Analyse du roman «La fille au vautour» de Wilhelmine von Hillern

par Moritz Nestor

Ce roman ayant pour thème, l’histoire dramatique d’une dame, est paru en 1873. Il est préférable pour l’apprécier dans toute sa richesse et sa complexité de le lire dans sa version originale. De nombreuses adaptations, cinématographiques et plus encore scéniques, se sont approprié ce récit. Malheureusement celui-ci a été souvent banalisé voire même déformé. 

Wilhelmine von Hillern a basé son roman sur l’histoire de vie de la Tyrolienne Anna Stainer-Knittel (1841–1915), une portraitiste et peintre de fleurs. Wilhelmine von Hillern l’a rencontrée à Innsbruck après avoir appris qu’à 17 ans, Anna Knittel, suspendue à une corde, avait détruit un nid d’aigle dans une paroi rocheuse près du hameau de Madau afin de protéger les troupeaux de moutons. C’était une tâche dangereuse traditionnellement prise en charge par les hommes. Aucun homme ne s’étant porté volontaire après un drame évité de justesse l’année précédente. Anna Knittel était déterminée et se montra à la hauteur de cette tâche masculine.
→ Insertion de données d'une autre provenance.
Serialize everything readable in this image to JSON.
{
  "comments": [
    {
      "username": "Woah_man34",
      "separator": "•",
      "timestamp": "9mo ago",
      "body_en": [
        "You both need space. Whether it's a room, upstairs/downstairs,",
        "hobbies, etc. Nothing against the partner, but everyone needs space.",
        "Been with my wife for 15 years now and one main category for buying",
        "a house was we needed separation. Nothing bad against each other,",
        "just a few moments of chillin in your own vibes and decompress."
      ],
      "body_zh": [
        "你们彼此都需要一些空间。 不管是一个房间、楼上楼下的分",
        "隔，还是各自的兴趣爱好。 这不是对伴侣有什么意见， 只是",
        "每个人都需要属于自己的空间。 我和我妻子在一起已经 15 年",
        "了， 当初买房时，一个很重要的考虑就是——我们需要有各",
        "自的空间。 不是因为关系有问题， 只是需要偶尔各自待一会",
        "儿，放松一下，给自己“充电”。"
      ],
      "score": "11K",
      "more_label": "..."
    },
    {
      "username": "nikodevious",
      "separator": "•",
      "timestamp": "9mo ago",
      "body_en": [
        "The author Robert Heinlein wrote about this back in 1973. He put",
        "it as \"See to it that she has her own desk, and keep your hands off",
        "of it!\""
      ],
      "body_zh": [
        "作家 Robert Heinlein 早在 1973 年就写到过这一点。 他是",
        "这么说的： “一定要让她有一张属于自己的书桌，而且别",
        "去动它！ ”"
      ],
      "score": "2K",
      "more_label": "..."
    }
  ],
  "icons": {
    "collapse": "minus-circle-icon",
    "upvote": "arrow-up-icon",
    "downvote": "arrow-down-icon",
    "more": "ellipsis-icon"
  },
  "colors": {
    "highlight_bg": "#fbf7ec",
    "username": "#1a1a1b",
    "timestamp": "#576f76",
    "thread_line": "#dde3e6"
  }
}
De cette façon, et à bien d’autres égards, elle rejeta l’image traditionnelle de la femme, ce qui pour certains en fit un exemple précoce d’émancipation féminine. Douée pour les arts, la jeune fille reçut dès son plus jeune âge des leçons privées, avant d’être encouragée par un artiste, d’étudier à l’Académie des Beaux-Arts de Munich et de devenir plus tard une mère professionnellement active. De 1873 à un âge avancé, elle dirigea une école de dessin et de peinture pour dames à Innsbruck.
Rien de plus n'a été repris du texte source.